Legislation & policy analysis

FY22 Legislative Branch Appropriations bill a step forward but misses key opportunities to strengthen the Senate

This week, the U.S. Senate Committee on Appropriations released its fiscal year (FY) 2022 Legislative Branch funding bill. This appropriations package includes the items approved by the House in H.R. 4346 — its funding bill released in June — and adds $1.1 billion in funding for the operations of the Senate. 

While it makes investments in the institution of Congress, the appropriations bill misses some key opportunities to improve operations and support congressional staff. Issue One made recommendations to both the House and Senate Subcommittees on Legislative Branch Appropriations, and, in April, Meredith McGehee submitted testimony to the House Subcommittee elaborating on these recommendations.

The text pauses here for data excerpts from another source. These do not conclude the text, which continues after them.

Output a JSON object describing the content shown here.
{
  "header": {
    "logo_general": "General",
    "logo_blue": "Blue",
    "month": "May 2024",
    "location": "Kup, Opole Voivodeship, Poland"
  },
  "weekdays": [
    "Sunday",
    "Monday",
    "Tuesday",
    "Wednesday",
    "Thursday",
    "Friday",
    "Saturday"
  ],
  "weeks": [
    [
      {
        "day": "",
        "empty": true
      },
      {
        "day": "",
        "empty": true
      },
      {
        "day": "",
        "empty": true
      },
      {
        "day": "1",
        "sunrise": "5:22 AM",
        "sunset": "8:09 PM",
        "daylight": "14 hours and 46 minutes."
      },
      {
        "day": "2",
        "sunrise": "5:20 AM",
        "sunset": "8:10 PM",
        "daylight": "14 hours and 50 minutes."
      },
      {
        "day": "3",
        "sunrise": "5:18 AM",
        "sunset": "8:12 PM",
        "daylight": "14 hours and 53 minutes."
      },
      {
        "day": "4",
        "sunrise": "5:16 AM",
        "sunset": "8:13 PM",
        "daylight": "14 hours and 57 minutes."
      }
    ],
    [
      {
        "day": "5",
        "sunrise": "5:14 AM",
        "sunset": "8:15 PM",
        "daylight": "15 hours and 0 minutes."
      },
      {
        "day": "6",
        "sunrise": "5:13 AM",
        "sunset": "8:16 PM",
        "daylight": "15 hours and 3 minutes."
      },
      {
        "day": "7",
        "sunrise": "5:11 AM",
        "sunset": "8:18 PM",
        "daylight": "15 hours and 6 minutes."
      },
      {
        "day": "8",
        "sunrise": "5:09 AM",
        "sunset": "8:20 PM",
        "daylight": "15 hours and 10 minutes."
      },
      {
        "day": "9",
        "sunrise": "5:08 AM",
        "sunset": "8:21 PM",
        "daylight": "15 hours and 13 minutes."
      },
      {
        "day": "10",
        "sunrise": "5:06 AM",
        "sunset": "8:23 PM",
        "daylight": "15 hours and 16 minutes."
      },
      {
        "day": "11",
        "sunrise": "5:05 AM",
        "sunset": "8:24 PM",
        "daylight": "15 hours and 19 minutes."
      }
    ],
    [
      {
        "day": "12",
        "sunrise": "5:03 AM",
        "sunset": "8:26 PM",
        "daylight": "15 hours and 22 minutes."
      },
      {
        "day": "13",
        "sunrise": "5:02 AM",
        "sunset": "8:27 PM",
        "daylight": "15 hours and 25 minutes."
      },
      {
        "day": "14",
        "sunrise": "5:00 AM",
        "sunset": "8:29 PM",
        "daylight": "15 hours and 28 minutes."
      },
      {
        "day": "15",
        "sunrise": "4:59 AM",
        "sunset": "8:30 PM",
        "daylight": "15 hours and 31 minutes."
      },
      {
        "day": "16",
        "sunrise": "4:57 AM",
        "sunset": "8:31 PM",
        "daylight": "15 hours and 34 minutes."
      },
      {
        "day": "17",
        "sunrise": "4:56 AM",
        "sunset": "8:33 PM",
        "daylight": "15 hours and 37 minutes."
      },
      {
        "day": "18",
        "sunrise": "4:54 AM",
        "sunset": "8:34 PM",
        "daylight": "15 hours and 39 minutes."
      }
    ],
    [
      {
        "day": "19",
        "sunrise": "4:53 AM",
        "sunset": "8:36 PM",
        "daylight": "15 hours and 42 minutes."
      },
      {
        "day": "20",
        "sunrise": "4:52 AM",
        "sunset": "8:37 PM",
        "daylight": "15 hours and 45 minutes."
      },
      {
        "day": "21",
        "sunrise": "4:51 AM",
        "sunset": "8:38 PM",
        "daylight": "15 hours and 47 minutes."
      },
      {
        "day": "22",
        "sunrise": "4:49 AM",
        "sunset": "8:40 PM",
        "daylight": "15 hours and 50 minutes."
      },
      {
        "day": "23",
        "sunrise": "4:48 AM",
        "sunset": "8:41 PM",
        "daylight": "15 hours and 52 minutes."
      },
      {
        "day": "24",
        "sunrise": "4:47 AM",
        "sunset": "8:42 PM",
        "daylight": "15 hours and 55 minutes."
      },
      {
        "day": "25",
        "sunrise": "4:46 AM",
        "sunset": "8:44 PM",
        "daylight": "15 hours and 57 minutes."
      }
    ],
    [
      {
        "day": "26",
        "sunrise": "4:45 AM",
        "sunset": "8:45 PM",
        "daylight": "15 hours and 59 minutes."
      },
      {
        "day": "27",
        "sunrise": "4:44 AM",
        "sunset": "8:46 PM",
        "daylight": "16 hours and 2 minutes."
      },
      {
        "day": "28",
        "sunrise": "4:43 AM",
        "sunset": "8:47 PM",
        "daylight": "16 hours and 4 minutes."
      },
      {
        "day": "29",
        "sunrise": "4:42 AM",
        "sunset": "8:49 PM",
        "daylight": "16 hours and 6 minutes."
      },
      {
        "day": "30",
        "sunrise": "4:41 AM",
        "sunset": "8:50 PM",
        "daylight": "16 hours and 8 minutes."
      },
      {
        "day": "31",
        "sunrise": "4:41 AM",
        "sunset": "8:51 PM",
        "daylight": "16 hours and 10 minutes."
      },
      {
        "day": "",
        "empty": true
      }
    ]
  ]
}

Here are some of the notable provisions in this year’s Legislative Branch funding bill and its accompanying explanatory statement:

Staff Pay: 

  • What’s there: The FY22 funding bill funds the Senators’ Official Personnel and Office Expense Account, or SOPOEA, at more than $486 million. This is the budget that Senate offices use to compensate their staff, run district offices, lease office equipment and perform official duties. The Senate also followed in the steps of the House by raising the maximum salary for top Senate staff from $173,900 to $199,300, a move that should help the institution retain staff and institutional knowledge.
  • What’s missing: While the FY22 appropriations is a $25 million increase over last year’s amount, it falls about $5 million short of what was requested. And while an increase in pay for top Senate staff is a step in the right direction, the bill does little to address the poor entry-level salary levels that prevent Congress from attracting a diverse and capable workforce.

Intern Pay: 

  • What’s there: The bill provides $7 million for Senate intern pay, an increase of $1 million over FY21 funding levels. This equates to an average of $70,000 for each Senate office. In its third year, the program has made a tangible difference in fairly compensating interns for their service, with 88 percent of Senators’ offices accessing the fund to pay interns last fiscal year. 
  • What’s missing: However, the bill did not create a similar fund for interns who work on Senate committees, as the House has done, nor did it set a requirement that all interns — including interns in district offices — be paid the local minimum wage. It also missed the recommendations from groups like Issue One calling for the creation of a Senate Intern Resource Office. This office would be tasked with recruitment, coordination, and promotion of best practices to maximize how the Senate hires and utilizes interns.

Senate Diversity

  • What’s there: As an institution, the Senate cannot represent all constituents if it doesn’t have a staff that is representative of those constituents. To this goal, the bill report language establishes a bipartisan Senate Diversity and Inclusion Working Group. This group, which pulls members from relevant offices across the House and Senate, is tasked with identifying, developing, and recommending options for improving the recruitment and retention of a diverse Senate workforce.
  • What’s missing: A Diversity and Inclusion Working Group is a positive development, but it is also a short-term initiative tasked with addressing a systemic and long-term challenge. Issue One, alongside many other organizations, called for the Senate to build on the House’s work and establish a permanent Senate Office of Diversity & Inclusion.

The FY22 Legislative Branch Appropriations bill takes meaningful, if marginal, steps toward building a more representative and efficient Senate. Issue One will continue to advocate for investment in the modernization of the legislative branch, through this year’s appropriations process and beyond.